Bathroom break and a phone call from the school to tell me we have another calamity day, I crawl back in bed, sinking into the type of dream I was kind of aiming for. All it took was a little focusing and ‘mind travel‘ before I drifted back into dream land.
A distant friend was in town, and a bunch of people were at some party. I was bartending as music played in the background. For some reason, I had to go home and get something I forgot. When I got there, my brother was there, along with my friend. I think they were there getting more equipment for the party.
Then my cousin, who is known for his yearly party, showed up to help me finish whatever I was doing. Here’s the weird part. I asked if he was going back, and his words were “Yeah, but not without you. What’s a party without at least one dance with my cousin?” ….. EWW! Dude, I know you’re a perv, but that is beyond perv.
When my brother heard that, he threw my cousin out of the house. But then my brother was bugging me about my guitar and violin, asking what strings I needed. And that’s when I finally see my friend lurking behind him, listening to the conversation … like almost hiding? Okayyyyyyy, whatever that meant.
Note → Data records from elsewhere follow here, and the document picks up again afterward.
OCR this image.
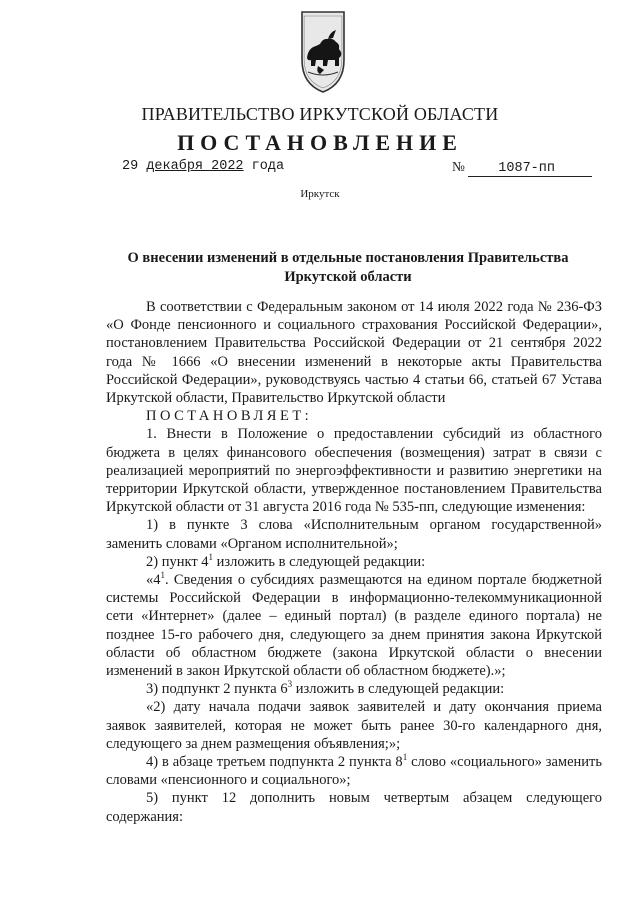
ПРАВИТЕЛЬСТВО ИРКУТСКОЙ ОБЛАСТИ
ПОСТАНОВЛЕНИЕ
29 декабря 2022 года	№ 1087-пп
Иркутск
О внесении изменений в отдельные постановления Правительства Иркутской области

В соответствии с Федеральным законом от 14 июля 2022 года № 236-ФЗ «О Фонде пенсионного и социального страхования Российской Федерации», постановлением Правительства Российской Федерации от 21 сентября 2022 года № 1666 «О внесении изменений в некоторые акты Правительства Российской Федерации», руководствуясь частью 4 статьи 66, статьей 67 Устава Иркутской области, Правительство Иркутской области

ПОСТАНОВЛЯЕТ:

1. Внести в Положение о предоставлении субсидий из областного бюджета в целях финансового обеспечения (возмещения) затрат в связи с реализацией мероприятий по энергоэффективности и развитию энергетики на территории Иркутской области, утвержденное постановлением Правительства Иркутской области от 31 августа 2016 года № 535-пп, следующие изменения:

1) в пункте 3 слова «Исполнительным органом государственной» заменить словами «Органом исполнительной»;

2) пункт $4^1$ изложить в следующей редакции:

«$4^1$. Сведения о субсидиях размещаются на едином портале бюджетной системы Российской Федерации в информационно-телекоммуникационной сети «Интернет» (далее – единый портал) (в разделе единого портала) не позднее 15-го рабочего дня, следующего за днем принятия закона Иркутской области об областном бюджете (закона Иркутской области о внесении изменений в закон Иркутской области об областном бюджете).»;

3) подпункт 2 пункта $6^3$ изложить в следующей редакции:

«2) дату начала подачи заявок заявителей и дату окончания приема заявок заявителей, которая не может быть ранее 30-го календарного дня, следующего за днем размещения объявления;»;

4) в абзаце третьем подпункта 2 пункта $8^1$ слово «социального» заменить словами «пенсионного и социального»;

5) пункт 12 дополнить новым четвертым абзацем следующего содержания:
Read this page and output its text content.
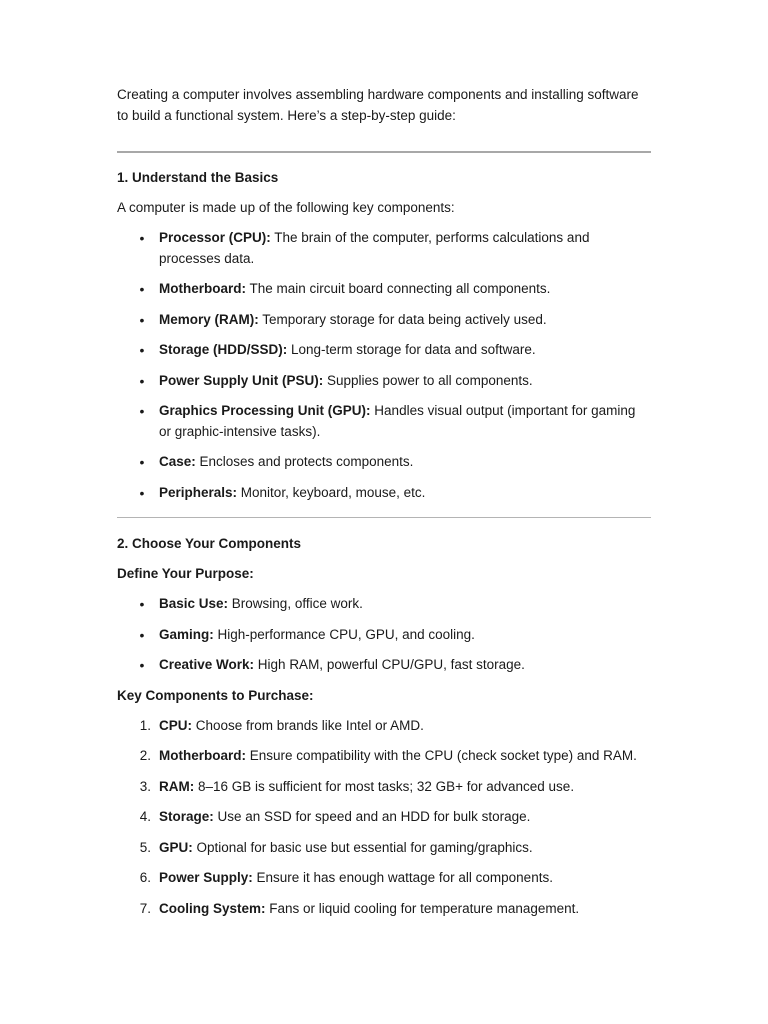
Creating a computer involves assembling hardware components and installing software to build a functional system. Here’s a step-by-step guide:

1. Understand the Basics

A computer is made up of the following key components:

• Processor (CPU): The brain of the computer, performs calculations and processes data.
• Motherboard: The main circuit board connecting all components.
• Memory (RAM): Temporary storage for data being actively used.
• Storage (HDD/SSD): Long-term storage for data and software.
• Power Supply Unit (PSU): Supplies power to all components.
• Graphics Processing Unit (GPU): Handles visual output (important for gaming or graphic-intensive tasks).
• Case: Encloses and protects components.
• Peripherals: Monitor, keyboard, mouse, etc.

2. Choose Your Components

Define Your Purpose:

• Basic Use: Browsing, office work.
• Gaming: High-performance CPU, GPU, and cooling.
• Creative Work: High RAM, powerful CPU/GPU, fast storage.

Key Components to Purchase:

1. CPU: Choose from brands like Intel or AMD.
2. Motherboard: Ensure compatibility with the CPU (check socket type) and RAM.
3. RAM: 8–16 GB is sufficient for most tasks; 32 GB+ for advanced use.
4. Storage: Use an SSD for speed and an HDD for bulk storage.
5. GPU: Optional for basic use but essential for gaming/graphics.
6. Power Supply: Ensure it has enough wattage for all components.
7. Cooling System: Fans or liquid cooling for temperature management.
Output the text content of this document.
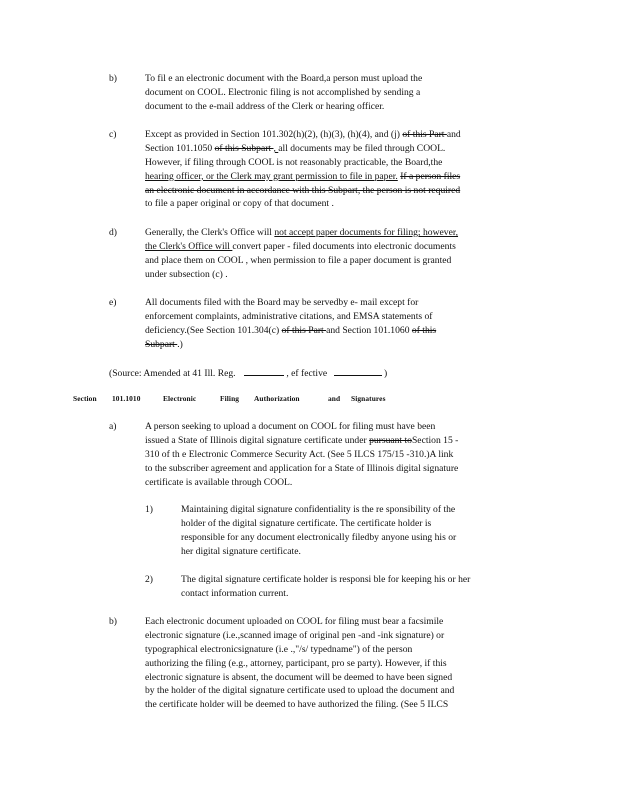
b)	To fil e an electronic document with the Board,a person must upload the
document on COOL. Electronic filing is not accomplished by sending a
document to the e-mail address of the Clerk or hearing officer.
c)	Except as provided in Section 101.302(h)(2), (h)(3), (h)(4), and (j) of this Part and
Section 101.1050 of this Subpart , all documents may be filed through COOL.
However, if filing through COOL is not reasonably practicable, the Board,the
hearing officer, or the Clerk may grant permission to file in paper. If a person files
an electronic document in accordance with this Subpart, the person is not required
to file a paper original or copy of that document .
d)	Generally, the Clerk's Office will not accept paper documents for filing; however,
the Clerk's Office will convert paper - filed documents into electronic documents
and place them on COOL , when permission to file a paper document is granted
under subsection (c) .
e)	All documents filed with the Board may be servedby e- mail except for
enforcement complaints, administrative citations, and EMSA statements of
deficiency.(See Section 101.304(c) of this Part and Section 101.1060 of this
Subpart .)
(Source: Amended at 41 Ill. Reg.	, ef fective	)
Section 101.1010	Electronic	Filing Authorization	and Signatures
a)	A person seeking to upload a document on COOL for filing must have been
issued a State of Illinois digital signature certificate under pursuant toSection 15 -
310 of th e Electronic Commerce Security Act. (See 5 ILCS 175/15 -310.)A link
to the subscriber agreement and application for a State of Illinois digital signature
certificate is available through COOL.
1)	Maintaining digital signature confidentiality is the re sponsibility of the
holder of the digital signature certificate. The certificate holder is
responsible for any document electronically filedby anyone using his or
her digital signature certificate.
2)	The digital signature certificate holder is responsi ble for keeping his or her
contact information current.
b)	Each electronic document uploaded on COOL for filing must bear a facsimile
electronic signature (i.e.,scanned image of original pen -and -ink signature) or
typographical electronicsignature (i.e .,"/s/ typedname") of the person
authorizing the filing (e.g., attorney, participant, pro se party). However, if this
electronic signature is absent, the document will be deemed to have been signed
by the holder of the digital signature certificate used to upload the document and
the certificate holder will be deemed to have authorized the filing. (See 5 ILCS
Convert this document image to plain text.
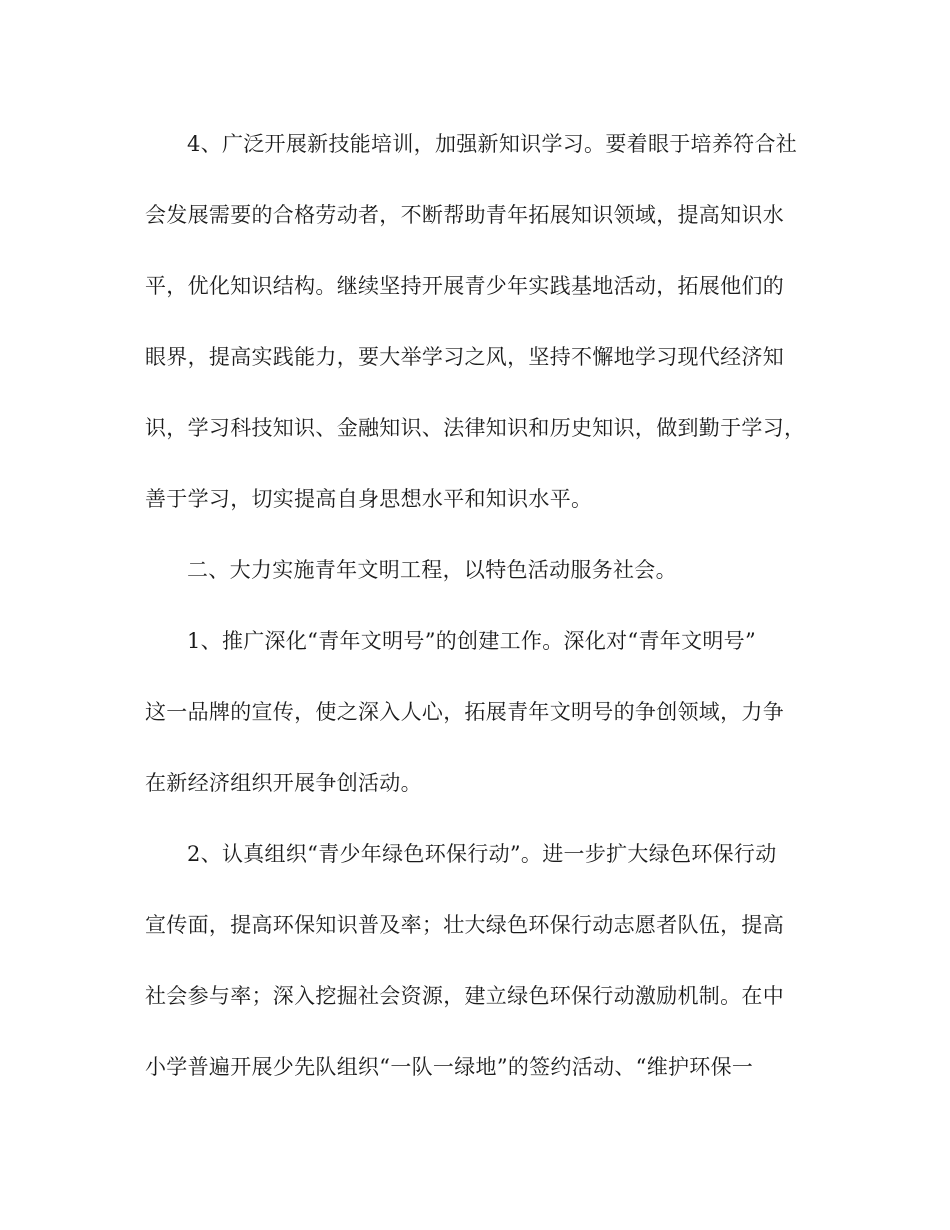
4、广泛开展新技能培训，加强新知识学习。要着眼于培养符合社
会发展需要的合格劳动者，不断帮助青年拓展知识领域，提高知识水
平，优化知识结构。继续坚持开展青少年实践基地活动，拓展他们的
眼界，提高实践能力，要大举学习之风，坚持不懈地学习现代经济知
识，学习科技知识、金融知识、法律知识和历史知识，做到勤于学习，
善于学习，切实提高自身思想水平和知识水平。
二、大力实施青年文明工程，以特色活动服务社会。
1、推广深化“青年文明号”的创建工作。深化对“青年文明号”
这一品牌的宣传，使之深入人心，拓展青年文明号的争创领域，力争
在新经济组织开展争创活动。
2、认真组织“青少年绿色环保行动”。进一步扩大绿色环保行动
宣传面，提高环保知识普及率；壮大绿色环保行动志愿者队伍，提高
社会参与率；深入挖掘社会资源，建立绿色环保行动激励机制。在中
小学普遍开展少先队组织“一队一绿地”的签约活动、“维护环保一
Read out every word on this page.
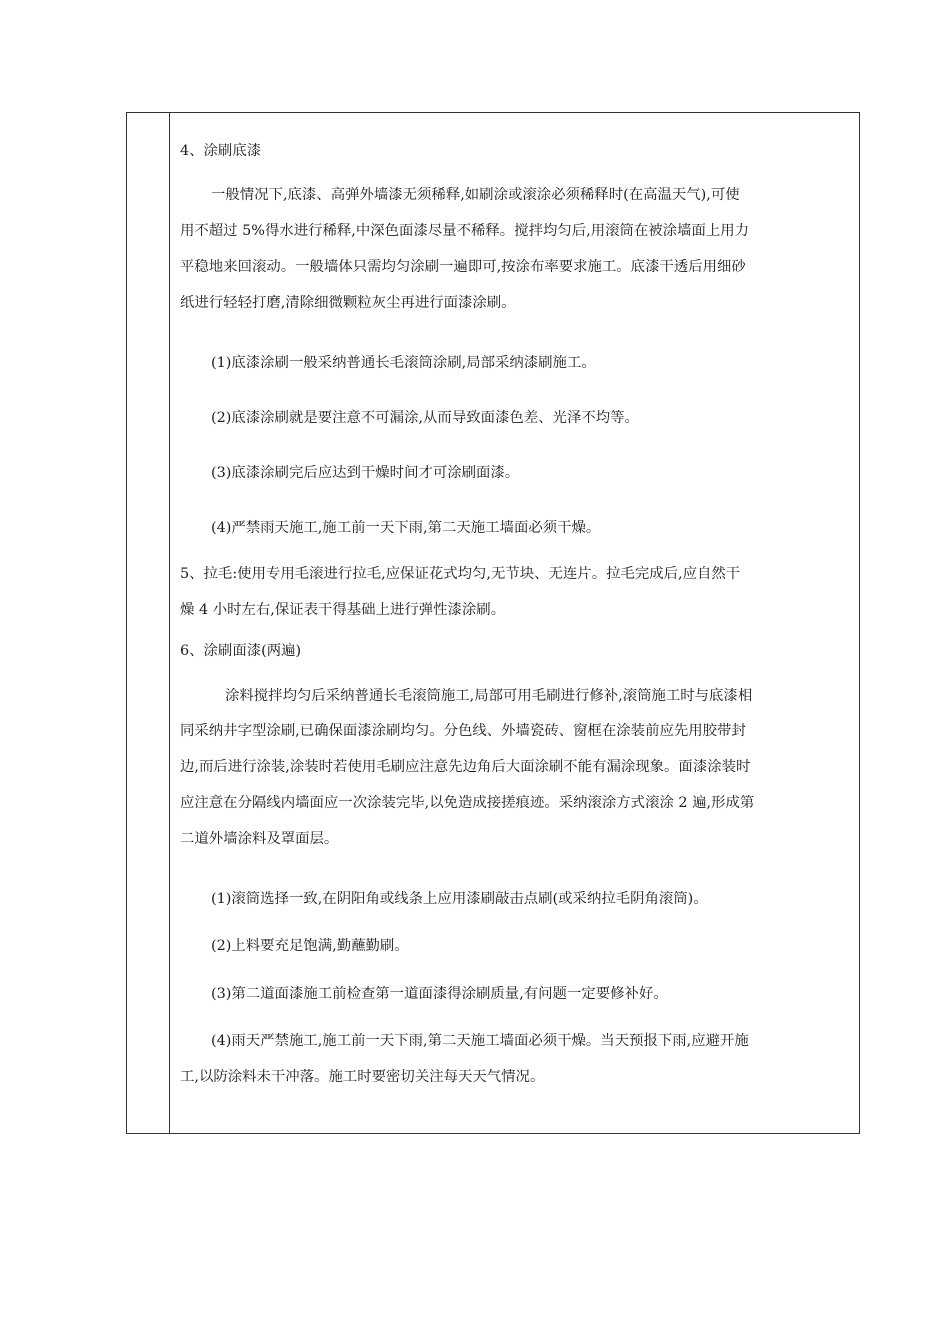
4、涂刷底漆
一般情况下,底漆、高弹外墙漆无须稀释,如刷涂或滚涂必须稀释时(在高温天气),可使
用不超过 5%得水进行稀释,中深色面漆尽量不稀释。搅拌均匀后,用滚筒在被涂墙面上用力
平稳地来回滚动。一般墙体只需均匀涂刷一遍即可,按涂布率要求施工。底漆干透后用细砂
纸进行轻轻打磨,清除细微颗粒灰尘再进行面漆涂刷。
(1)底漆涂刷一般采纳普通长毛滚筒涂刷,局部采纳漆刷施工。
(2)底漆涂刷就是要注意不可漏涂,从而导致面漆色差、光泽不均等。
(3)底漆涂刷完后应达到干燥时间才可涂刷面漆。
(4)严禁雨天施工,施工前一天下雨,第二天施工墙面必须干燥。
5、拉毛:使用专用毛滚进行拉毛,应保证花式均匀,无节块、无连片。拉毛完成后,应自然干
燥 4 小时左右,保证表干得基础上进行弹性漆涂刷。
6、涂刷面漆(两遍)
涂料搅拌均匀后采纳普通长毛滚筒施工,局部可用毛刷进行修补,滚筒施工时与底漆相
同采纳井字型涂刷,已确保面漆涂刷均匀。分色线、外墙瓷砖、窗框在涂装前应先用胶带封
边,而后进行涂装,涂装时若使用毛刷应注意先边角后大面涂刷不能有漏涂现象。面漆涂装时
应注意在分隔线内墙面应一次涂装完毕,以免造成接搓痕迹。采纳滚涂方式滚涂 2 遍,形成第
二道外墙涂料及罩面层。
(1)滚筒选择一致,在阴阳角或线条上应用漆刷敲击点刷(或采纳拉毛阴角滚筒)。
(2)上料要充足饱满,勤蘸勤刷。
(3)第二道面漆施工前检查第一道面漆得涂刷质量,有问题一定要修补好。
(4)雨天严禁施工,施工前一天下雨,第二天施工墙面必须干燥。当天预报下雨,应避开施
工,以防涂料未干冲落。施工时要密切关注每天天气情况。
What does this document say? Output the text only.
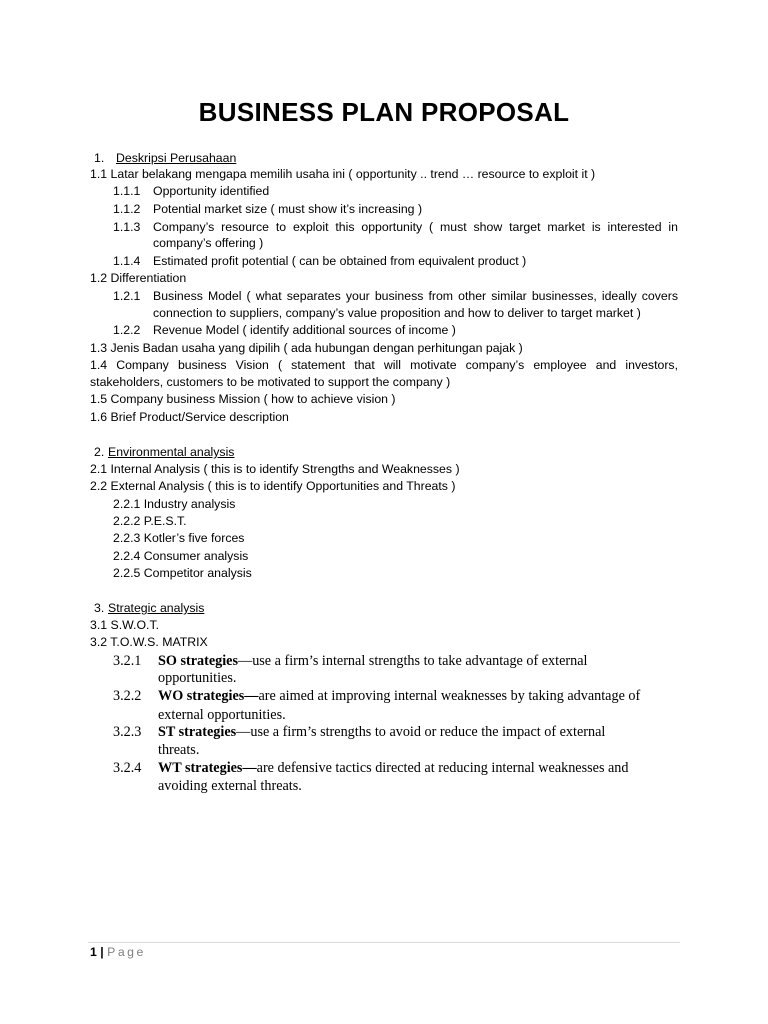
BUSINESS PLAN PROPOSAL
1. Deskripsi Perusahaan
1.1 Latar belakang mengapa memilih usaha ini ( opportunity .. trend … resource to exploit it )
1.1.1 Opportunity identified
1.1.2 Potential market size ( must show it’s increasing )
1.1.3 Company’s resource to exploit this opportunity ( must show target market is interested in
company’s offering )
1.1.4 Estimated profit potential ( can be obtained from equivalent product )
1.2 Differentiation
1.2.1 Business Model ( what separates your business from other similar businesses, ideally covers
connection to suppliers, company’s value proposition and how to deliver to target market )
1.2.2 Revenue Model ( identify additional sources of income )
1.3 Jenis Badan usaha yang dipilih ( ada hubungan dengan perhitungan pajak )
1.4 Company business Vision ( statement that will motivate company’s employee and investors,
stakeholders, customers to be motivated to support the company )
1.5 Company business Mission ( how to achieve vision )
1.6 Brief Product/Service description
2. Environmental analysis
2.1 Internal Analysis ( this is to identify Strengths and Weaknesses )
2.2 External Analysis ( this is to identify Opportunities and Threats )
2.2.1 Industry analysis
2.2.2 P.E.S.T.
2.2.3 Kotler’s five forces
2.2.4 Consumer analysis
2.2.5 Competitor analysis
3. Strategic analysis
3.1 S.W.O.T.
3.2 T.O.W.S. MATRIX
3.2.1 SO strategies—use a firm’s internal strengths to take advantage of external
opportunities.
3.2.2 WO strategies—are aimed at improving internal weaknesses by taking advantage of
external opportunities.
3.2.3 ST strategies—use a firm’s strengths to avoid or reduce the impact of external
threats.
3.2.4 WT strategies—are defensive tactics directed at reducing internal weaknesses and
avoiding external threats.
1 | Page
When I said “Go back to the party without me” because I was livid by that point, I went downstairs into the living room.
All was nice and quiet, except for a squawking parakeet, which my dad (who was suddenly there) insisted it was some other kind of non-speaking bird. Other people who I didn’t know were sitting in the living room watching television – on mute. Something wasn’t working right, and we were then messing with the cable and receiver to get the correct channels and sound levels.
Meanwhile, the damn bird is on top of the television yapping at me. He looked just like my old bird which I had about 17 years ago. He kept saying something in Spanish, so I decided to teach it English, and said “Hi pretty bird!”, like I used to say to my old bird.
My dream ended with me snorting awake with laughter when the little bastard said “Hi jackass!”.
Maybe I’ll take something tonight, so I have less vivid dreams.